Thorne mancò il bersaglio di quasi mezzo metro. Tornò a voltarsi verso l’ispettore capo. «E se si trattasse di un hacker?»

«Porca miseria, qualche migliaio di sospetti è già abbastanza, perché vuoi farli diventare milioni?»

«Non lo voglio affatto, ma se il sistema non è sicuro…»

«Se quel sistema non è sicuro, parecchie persone riceveranno un bel calcio nel culo. L’IIS contiene informazioni dettagliate su tutti i prigionieri del paese, terroristi compresi. Se dovessimo scoprire che qualcuno è riuscito a penetrare nel database, per qualunque motivo… Cristo, il caso di Douglas Remfry arriverebbe in parlamento.»

«Ma stanno controllando, comunque?»

«Per quel che ne so…»

«Hanno dei programmi che li avvisano se qualcuno si è introdotto nel sistema, giusto? Come una specie di allarme.»

«Non chiederlo a me» disse Brigstocke. «Io a malapena sono capace di mandare un’e-mail.»

Fino a poco tempo prima, anche Thorne si trovava nella stessa situazione, ma poi si era messo d’impegno ed era finalmente riuscito a familiarizzare con la moderna tecnologia. Aveva perfino acquistato un computer per casa, anche se per il momento non l’aveva usato molto.

«Quindi, da una parte abbiamo la scarsità di risorse umane e dall’altra un delicato problema a livello politico. Il comandante Jeffries ha qualche suggerimento su quel che possiamo fare?»
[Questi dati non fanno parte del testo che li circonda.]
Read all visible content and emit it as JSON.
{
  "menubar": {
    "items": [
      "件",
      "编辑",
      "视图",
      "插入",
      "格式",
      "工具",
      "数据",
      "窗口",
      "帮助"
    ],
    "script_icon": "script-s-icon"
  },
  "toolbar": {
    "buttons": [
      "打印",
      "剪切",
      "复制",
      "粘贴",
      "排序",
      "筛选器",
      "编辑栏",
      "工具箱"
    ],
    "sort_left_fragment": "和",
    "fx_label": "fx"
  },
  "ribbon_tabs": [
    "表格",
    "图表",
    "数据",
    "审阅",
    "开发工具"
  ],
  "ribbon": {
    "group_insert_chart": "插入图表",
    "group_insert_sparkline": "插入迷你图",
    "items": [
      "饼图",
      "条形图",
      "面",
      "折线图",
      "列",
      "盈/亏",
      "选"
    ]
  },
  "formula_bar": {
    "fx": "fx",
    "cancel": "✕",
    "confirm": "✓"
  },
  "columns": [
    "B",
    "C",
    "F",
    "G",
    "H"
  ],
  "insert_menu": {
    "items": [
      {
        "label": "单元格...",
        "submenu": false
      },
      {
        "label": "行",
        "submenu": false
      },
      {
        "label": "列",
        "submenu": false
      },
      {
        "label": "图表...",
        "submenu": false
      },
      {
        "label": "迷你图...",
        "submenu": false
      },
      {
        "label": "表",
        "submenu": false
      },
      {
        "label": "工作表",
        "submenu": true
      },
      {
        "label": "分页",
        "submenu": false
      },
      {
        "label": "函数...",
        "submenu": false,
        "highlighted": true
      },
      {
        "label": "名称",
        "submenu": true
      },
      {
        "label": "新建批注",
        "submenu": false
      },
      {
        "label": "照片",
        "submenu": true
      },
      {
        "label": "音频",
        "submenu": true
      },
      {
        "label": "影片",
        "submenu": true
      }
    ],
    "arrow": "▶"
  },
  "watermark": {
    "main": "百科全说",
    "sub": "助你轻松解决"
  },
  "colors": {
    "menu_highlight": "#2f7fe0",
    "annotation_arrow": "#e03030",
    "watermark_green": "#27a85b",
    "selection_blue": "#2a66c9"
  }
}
Brigstocke si tolse gli occhiali, asciugò il sudore dalla montatura con un fazzoletto e se li rimise. «No, ma ce l’ho io. Secondo me ci sono altri modi in cui l’assassino può avere ottenuto le informazioni che cercava su Remfry.»

«Continua…»

«Per esempio, potrebbe averle ottenute dalla famiglia. Trova il nome della madre sull’elenco telefonico, la chiama e le dice di essere un vecchio amico del figlio, che vorrebbe andare a trovarlo in prigione…» Thorne annuì. Era possibile. «Una volta scoperto in quale carcere si trova Remfry e quando è previsto il suo rilascio, comincia a mandare le lettere…»

«E scopre tutto solo con una telefonata alla madre di Remfry?»

«La madre di Remfry… o forse un membro dello staff della prigione. Quel che voglio dire è che ci sono altre piste che potremmo seguire.»

«Qual è il movente, Russell? È la domanda importante cui non abbiamo ancora risposto. Perché Remfry è stato ucciso?»

Brigstocke sbuffò, spingendosi indietro sulla sedia. «E che ne so! Comunque varrebbe la pena di fare un’altra chiacchierata con la signora Remfry…»

Qualcosa, in ciò che Brigstocke aveva detto, aveva fatto accelerare le pulsazioni di Thorne. Appena un secondo… come il viso di qualcuno in sogno, come un oggetto noto visto da un’angolazione insolita… sparito prima che lui potesse riconoscerlo per ciò che era.

Thorne stava ancora cercando di risolvere quel dilemma, quando disse: «Sto seguendo anche un’altra pista. Qualcosa che ha a che fare con quelle foto».

Brigstocke si chinò in avanti, inarcando un sopracciglio.

«Ti terrò al corrente, se scopro qualcosa» disse Thorne. Guardò l’orologio. «Cazzo, sono in ritardo…»

Il cellulare di Holland squillò proprio mentre lui attraversava la strada per andare a farsi la solita pinta prima di pranzo. Andy Stone lo fissò con la stessa espressione con cui erano soliti guardarlo gli altri colleghi, quando notavano la sua faccia all’apparire della parola “casa” sul display del cellulare.

«Merda» disse Holland.

Stone fece qualche passo verso la porta del pub, poi si fermò. «Ne ordino una anche per te, Dave?»